Like L. Spiro said, what makes memory scanning in managed languages somewhat harder (or rather, more tedious) is the ability of the VM to move around objects in memory at will. This will most commonly happen when the garbage collector compacts the heap after a successful collection.

current project: Roa

### #19wintertime  Members

Posted 21 September 2013 - 04:38 AM

I guess you could make it more funny for the cheater in a compiled language too, if you move the value around to some other place in ram every time you write to it and when you dont change it move it sometimes too. Possibly mangle the pointer to the value before saving it also.

I read once about someone combining the value with a unrelated function pointer (that gets recovered and used every few frames) in 2 different ways and then writing the results at 2 places in memory that need to be combined to recover it. Then if only one value changed it crashes. I'm not sure if that would really be effective for long.

### #20L. Spiro  Members

Posted 21 September 2013 - 05:36 AM

The thing that makes interpreted languages hard to hack is their complexity, not just the fact that they move things around.

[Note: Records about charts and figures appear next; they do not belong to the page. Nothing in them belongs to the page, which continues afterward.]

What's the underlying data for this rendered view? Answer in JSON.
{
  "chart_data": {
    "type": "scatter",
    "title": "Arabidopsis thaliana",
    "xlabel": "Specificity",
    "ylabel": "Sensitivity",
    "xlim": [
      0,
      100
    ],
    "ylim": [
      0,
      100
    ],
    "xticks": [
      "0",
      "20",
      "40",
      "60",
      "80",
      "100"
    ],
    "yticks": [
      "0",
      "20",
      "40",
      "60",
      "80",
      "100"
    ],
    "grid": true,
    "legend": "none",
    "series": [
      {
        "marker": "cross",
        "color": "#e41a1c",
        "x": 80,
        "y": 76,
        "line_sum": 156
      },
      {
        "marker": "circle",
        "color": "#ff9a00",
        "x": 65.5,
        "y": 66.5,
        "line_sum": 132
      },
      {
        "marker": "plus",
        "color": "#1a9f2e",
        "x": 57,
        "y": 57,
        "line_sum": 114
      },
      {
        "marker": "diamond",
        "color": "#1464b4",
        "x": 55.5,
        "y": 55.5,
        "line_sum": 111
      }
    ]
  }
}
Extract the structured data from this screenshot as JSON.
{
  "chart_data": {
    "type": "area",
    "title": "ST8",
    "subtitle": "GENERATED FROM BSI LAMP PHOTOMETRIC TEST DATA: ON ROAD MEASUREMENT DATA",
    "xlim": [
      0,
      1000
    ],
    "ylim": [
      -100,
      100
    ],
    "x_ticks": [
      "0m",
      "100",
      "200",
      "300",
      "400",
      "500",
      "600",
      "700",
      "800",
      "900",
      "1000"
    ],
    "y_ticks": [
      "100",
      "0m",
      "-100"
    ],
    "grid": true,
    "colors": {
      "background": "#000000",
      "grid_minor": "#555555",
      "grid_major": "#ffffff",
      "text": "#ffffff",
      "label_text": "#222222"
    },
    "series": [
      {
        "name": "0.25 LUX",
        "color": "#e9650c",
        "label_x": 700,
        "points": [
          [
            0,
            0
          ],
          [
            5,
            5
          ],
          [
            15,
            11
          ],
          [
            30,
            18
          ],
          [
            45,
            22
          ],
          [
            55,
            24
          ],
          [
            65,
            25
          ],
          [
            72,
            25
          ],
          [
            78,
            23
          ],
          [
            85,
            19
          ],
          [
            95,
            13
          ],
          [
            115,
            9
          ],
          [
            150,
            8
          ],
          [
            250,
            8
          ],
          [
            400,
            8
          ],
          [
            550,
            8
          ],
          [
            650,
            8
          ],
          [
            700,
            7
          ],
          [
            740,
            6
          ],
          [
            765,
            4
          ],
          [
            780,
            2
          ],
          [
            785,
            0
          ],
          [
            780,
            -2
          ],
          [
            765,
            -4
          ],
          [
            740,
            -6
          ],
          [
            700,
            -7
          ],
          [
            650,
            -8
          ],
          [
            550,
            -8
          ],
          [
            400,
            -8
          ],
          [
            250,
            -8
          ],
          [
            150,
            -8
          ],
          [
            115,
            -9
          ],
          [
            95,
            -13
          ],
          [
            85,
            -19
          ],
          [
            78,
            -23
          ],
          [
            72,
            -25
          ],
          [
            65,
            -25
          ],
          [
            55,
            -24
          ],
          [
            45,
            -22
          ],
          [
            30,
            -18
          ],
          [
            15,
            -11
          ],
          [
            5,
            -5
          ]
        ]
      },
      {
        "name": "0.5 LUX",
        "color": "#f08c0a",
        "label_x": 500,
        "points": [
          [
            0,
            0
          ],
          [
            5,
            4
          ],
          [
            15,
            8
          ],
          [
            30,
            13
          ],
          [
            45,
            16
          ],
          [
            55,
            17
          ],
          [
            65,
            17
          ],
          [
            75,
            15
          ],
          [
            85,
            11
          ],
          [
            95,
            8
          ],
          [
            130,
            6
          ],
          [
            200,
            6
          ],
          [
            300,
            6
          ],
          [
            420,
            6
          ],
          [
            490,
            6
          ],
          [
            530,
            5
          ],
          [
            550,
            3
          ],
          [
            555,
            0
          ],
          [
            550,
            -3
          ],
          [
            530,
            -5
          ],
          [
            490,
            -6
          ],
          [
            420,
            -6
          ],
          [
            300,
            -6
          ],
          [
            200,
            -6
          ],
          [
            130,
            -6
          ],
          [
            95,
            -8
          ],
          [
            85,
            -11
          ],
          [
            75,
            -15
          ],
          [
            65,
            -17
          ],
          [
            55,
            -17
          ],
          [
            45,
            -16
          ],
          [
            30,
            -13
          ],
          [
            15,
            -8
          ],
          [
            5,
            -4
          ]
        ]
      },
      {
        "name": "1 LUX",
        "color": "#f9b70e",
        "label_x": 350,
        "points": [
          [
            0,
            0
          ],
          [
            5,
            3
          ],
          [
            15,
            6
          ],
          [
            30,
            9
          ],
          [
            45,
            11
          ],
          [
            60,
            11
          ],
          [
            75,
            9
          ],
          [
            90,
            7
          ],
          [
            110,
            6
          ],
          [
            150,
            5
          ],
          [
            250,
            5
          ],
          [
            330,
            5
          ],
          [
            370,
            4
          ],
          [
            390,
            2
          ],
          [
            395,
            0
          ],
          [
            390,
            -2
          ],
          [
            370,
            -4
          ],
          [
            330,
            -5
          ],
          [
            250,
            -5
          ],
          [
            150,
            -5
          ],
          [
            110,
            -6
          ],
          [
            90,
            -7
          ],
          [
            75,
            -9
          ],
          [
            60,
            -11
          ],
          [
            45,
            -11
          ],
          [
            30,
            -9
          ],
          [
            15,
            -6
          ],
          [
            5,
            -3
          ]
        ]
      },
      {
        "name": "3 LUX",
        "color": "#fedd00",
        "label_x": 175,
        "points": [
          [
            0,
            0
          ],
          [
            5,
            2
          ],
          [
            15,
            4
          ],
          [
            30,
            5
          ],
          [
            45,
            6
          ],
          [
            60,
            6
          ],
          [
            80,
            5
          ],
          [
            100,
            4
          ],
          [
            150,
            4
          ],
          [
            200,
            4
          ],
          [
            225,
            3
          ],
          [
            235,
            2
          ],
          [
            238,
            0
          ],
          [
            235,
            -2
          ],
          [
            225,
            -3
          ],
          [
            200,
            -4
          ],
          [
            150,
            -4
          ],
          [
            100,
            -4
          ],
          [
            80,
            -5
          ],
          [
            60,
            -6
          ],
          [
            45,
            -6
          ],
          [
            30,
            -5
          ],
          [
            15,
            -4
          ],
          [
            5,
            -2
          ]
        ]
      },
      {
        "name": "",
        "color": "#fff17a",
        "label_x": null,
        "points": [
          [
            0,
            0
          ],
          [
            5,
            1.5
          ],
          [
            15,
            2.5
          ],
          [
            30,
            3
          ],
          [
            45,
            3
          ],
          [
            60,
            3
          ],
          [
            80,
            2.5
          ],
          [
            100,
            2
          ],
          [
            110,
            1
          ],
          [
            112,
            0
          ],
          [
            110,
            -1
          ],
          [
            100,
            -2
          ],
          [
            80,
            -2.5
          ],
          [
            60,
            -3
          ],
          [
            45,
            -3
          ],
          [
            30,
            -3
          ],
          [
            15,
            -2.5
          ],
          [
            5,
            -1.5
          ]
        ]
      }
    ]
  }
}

Any compiled language can emulate that level of complexity, but if it were that simple tons of games would be doing it.

In fact, that level of complexity requires generating a whole new language and optimizing it enough to be of use during run-time.  The only reason Java and C# can get away with being “unhackable” (not to be taken literally) is because they had huge teams and millions in investments backing them.

This is obviously not plausible for any game team, and especially not for a single person.

If it was that simple, nothing would be hackable, as all game teams would jump onto the bandwagon.

Reiterating the point, if you try to emulate this with a compiled language by moving around variables, it will require more time and money than any hacker is worth, and it will cost you in performance as your game constantly looks up the value each time it is accessed.

L. Spiro

Edited by L. Spiro, 21 September 2013 - 07:12 AM.